RAL 780-6 vs Griffin
RAL 780-6 is a RAL Effect color while Griffin comes from Sherwin-Williams. Both sit in the greige-grey family, which is useful context if you're narrowing within a single hue direction. With LRVs of 15 and 13, they'll behave almost identically in terms of how much light they reflect back into a room. With a ΔE of 2.3, the difference is subtle — you'd need them side by side to reliably tell them apart. Below you'll find 3 real-room photo comparisons where both colors appear side by side, plus 5 simulated room previews.
RAL 780-6 vs Griffin in Real Spaces
3 real rooms side by side.

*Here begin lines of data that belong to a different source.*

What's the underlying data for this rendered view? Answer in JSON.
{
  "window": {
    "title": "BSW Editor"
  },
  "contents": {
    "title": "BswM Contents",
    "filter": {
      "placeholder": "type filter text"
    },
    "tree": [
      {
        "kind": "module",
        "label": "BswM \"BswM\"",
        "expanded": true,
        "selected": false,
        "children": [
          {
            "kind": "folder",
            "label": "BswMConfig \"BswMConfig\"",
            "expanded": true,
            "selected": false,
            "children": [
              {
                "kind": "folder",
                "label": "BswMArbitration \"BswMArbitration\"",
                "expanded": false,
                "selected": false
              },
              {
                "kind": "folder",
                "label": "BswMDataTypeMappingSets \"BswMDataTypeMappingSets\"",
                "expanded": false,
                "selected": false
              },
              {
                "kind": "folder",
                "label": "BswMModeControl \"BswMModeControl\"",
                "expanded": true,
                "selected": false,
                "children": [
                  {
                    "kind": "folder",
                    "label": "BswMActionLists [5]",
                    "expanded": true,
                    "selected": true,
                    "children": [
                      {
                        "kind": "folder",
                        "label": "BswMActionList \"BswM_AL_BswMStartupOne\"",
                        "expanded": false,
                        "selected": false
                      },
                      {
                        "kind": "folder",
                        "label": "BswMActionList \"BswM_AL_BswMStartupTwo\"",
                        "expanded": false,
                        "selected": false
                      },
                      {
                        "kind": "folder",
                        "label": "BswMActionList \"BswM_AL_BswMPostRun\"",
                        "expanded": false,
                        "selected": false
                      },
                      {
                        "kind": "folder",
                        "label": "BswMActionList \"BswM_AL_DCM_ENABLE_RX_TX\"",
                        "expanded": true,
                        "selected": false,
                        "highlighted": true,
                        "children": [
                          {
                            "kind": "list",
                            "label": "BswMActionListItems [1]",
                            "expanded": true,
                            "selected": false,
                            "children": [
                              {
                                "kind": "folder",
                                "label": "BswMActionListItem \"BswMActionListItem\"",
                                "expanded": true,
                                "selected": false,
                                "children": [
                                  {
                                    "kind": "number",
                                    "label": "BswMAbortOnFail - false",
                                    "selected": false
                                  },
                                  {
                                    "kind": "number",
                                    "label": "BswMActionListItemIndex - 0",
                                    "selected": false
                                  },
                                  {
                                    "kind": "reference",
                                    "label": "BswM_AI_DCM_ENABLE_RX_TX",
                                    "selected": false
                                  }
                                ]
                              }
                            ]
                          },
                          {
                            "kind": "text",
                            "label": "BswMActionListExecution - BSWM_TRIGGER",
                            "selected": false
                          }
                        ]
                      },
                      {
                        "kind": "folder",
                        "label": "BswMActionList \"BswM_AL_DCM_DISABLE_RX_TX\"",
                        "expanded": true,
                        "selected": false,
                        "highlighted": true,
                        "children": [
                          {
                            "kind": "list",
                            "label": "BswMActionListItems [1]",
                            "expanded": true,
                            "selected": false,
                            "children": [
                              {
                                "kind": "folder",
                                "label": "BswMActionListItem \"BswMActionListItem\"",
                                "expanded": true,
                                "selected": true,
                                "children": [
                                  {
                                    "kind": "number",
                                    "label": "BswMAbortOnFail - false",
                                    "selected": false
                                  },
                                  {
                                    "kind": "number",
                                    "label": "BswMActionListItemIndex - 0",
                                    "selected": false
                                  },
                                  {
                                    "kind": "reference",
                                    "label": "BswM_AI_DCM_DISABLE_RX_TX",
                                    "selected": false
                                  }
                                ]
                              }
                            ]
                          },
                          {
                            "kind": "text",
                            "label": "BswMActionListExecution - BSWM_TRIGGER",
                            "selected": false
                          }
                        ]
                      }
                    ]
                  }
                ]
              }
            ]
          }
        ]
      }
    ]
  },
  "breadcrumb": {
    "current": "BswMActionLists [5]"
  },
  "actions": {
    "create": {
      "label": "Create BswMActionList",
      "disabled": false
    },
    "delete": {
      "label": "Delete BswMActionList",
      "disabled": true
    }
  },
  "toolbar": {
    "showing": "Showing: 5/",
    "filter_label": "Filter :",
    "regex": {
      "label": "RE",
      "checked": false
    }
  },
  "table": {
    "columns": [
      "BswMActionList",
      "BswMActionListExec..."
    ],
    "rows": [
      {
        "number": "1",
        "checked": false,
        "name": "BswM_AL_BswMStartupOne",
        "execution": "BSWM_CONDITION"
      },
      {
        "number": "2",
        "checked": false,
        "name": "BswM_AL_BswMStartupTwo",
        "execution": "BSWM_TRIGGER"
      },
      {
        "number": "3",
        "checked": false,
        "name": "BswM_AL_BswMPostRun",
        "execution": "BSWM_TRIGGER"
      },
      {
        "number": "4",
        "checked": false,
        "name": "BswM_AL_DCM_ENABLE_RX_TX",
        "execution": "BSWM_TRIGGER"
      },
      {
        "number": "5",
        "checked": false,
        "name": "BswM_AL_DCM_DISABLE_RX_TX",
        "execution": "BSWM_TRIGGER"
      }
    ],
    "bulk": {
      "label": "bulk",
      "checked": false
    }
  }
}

RAL 780-6 and Griffin are close enough that the difference can be hard to judge from a chip alone — these photos show how each reads at scale, across different spaces and lighting conditions.
Living Room
Living rooms test a color across a full range of conditions — morning sun, afternoon shade, and evening lamp light all shift how both of these read. In photos like these you're seeing the difference at its most direct. In a finished room, the distinction is there but not dramatic.
House
At full exterior scale, the difference between these two colors becomes much easier to judge than from a small chip. The two are close enough that the choice comes down to finer qualities — undertone, texture, what the color sits next to.
Color Details
RAL 780-6 vs Griffin Simulated Comparison
5 simulated room previews — drag the slider on each to see RAL 780-6 on one side and Griffin on the other.
Digital color is approximate. These simulations are generated from the manufacturer's hex values and overlaid on grayscale room photos — your screen's calibration, brightness, and viewing angle all affect how they render. Before committing to either color, test physical samples in your own space under the light you actually live with.
More RAL 780-6 comparisons
See how RAL 780-6 stacks up against other well-photographed colors across different brands and tones.